Transitioning from a control room to an operations center

During a recent visit to Honeywell Industrial Control (IC), Control Engineering got a peek at the firm's new "Honeywell Operations Center of the Future." Unlike product demonstration centers at manufacturers' home offices, Honeywell's operations center is more like visiting a well-designed control room at a manufacturer's site.

By Dave Harrold, Senior Editor November 1, 2000

During a recent visit to Honeywell Industrial Control (IC), Control Engineering got a peek at the firm’s new “Honeywell Operations Center of the Future.” Unlike product demonstration centers at manufacturers’ home offices, Honeywell’s operations center is more like visiting a well-designed control room at a manufacturer’s site. What you see and hear is what’s possible when operators, maintenance, management, and technology personnel work in harmony to address operational scenarios.

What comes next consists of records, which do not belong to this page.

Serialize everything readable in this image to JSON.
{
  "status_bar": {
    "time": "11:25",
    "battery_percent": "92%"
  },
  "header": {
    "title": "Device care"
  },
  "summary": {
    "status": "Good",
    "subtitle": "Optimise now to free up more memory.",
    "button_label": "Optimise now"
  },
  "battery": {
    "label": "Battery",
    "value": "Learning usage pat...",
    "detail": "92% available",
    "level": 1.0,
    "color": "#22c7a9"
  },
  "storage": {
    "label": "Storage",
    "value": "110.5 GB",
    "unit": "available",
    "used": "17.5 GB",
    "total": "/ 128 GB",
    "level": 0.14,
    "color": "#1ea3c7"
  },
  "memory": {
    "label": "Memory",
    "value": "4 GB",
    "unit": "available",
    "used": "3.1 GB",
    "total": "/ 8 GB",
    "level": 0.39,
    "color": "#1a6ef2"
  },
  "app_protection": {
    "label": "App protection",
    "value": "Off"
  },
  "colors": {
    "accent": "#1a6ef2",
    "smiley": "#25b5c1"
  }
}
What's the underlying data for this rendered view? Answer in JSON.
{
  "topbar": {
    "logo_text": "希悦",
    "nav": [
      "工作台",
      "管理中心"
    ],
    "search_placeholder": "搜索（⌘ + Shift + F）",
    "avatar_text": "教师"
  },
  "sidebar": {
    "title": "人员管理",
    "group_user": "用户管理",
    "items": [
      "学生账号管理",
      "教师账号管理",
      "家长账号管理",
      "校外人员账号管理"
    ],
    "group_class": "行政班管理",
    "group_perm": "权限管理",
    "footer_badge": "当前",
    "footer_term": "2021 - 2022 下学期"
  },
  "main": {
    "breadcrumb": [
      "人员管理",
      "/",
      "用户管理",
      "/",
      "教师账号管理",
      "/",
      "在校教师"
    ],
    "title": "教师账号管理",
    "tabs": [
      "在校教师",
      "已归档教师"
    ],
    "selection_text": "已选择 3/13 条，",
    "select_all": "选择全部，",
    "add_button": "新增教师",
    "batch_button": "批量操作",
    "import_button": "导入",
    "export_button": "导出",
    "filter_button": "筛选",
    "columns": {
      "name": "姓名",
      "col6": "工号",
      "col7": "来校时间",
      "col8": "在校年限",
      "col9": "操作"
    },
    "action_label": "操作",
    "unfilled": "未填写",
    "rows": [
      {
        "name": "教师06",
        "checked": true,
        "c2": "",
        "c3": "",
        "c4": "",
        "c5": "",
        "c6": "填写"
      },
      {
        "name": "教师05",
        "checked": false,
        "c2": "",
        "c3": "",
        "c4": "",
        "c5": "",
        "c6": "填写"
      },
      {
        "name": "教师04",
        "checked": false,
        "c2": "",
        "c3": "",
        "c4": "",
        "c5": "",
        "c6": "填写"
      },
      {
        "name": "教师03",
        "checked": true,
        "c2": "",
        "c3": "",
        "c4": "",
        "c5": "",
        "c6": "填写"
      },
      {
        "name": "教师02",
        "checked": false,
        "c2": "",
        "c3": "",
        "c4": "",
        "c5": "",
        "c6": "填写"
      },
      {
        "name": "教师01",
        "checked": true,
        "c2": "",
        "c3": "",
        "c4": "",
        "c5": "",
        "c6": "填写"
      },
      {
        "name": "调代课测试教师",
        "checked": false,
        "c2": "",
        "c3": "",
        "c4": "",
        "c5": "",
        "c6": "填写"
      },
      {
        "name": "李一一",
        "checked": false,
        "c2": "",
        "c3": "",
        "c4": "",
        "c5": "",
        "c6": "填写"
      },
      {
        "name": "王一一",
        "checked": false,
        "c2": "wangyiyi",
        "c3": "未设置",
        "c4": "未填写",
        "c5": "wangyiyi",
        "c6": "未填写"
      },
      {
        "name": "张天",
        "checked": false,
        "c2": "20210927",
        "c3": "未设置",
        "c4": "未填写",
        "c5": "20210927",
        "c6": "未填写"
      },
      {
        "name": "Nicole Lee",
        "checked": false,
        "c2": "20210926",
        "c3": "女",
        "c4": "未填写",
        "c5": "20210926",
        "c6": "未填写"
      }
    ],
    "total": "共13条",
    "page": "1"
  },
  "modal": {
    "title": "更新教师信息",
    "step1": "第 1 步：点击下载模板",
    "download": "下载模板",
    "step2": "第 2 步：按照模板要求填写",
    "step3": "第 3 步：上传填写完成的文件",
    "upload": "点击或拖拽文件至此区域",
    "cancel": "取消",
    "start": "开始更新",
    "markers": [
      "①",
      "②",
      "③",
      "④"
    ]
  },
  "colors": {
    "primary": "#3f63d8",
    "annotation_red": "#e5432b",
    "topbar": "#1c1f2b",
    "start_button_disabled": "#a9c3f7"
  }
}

Working with the Abnormal Situation Management (ASM) Consortium and Brad Adams Walker Architecture (Denver, Colo.) to identify best practices in control room design and use, Honeywell learned the sophisticated capabilities that make up today’s control and automation systems are making the traditional “control room” label obsolete. ASM’s research on best practices found that control room activities now extend far beyond controlling the process. Increasingly, the control room is where serious and far-reaching business decisions are being coordinated, but isn’t necessarily where the information needed to make those decisions is readily available. What best practice reviews revealed was a need to integrate business, maintenance (asset management) and control information.

Some of the most significant aspects of Honeywell’s Operations Center include:

Positioning its entrance and controlling access to the room;

Simulating daylight lighting and using non-reflecting surfaces;

Colors, ergonomics (e.g., adjustable work surfaces), and aesthetics;

Physical integration of maintenance and operations with workspaces that maintain subtle segregation, yet support collaboration;

Close proximity of a high-fidelity training simulator [See “Developing Intellectual Capital, CE , Aug.’00, p.63);

Attention given to evaluating the processes complexity to establish the quantity of physical elements (e.g., points, units, equipment, etc.) an individual can safely manage; and

Appropriate graphic display complexity, quantity, and hierarchy for each maintenance, operator, and process engineer.

Honeywell’s Operations Center also involves customers, alliance partners, service providers, equipment manufacturers, and others, not physically present, but important in making timely and “best-for-everyone” decisions.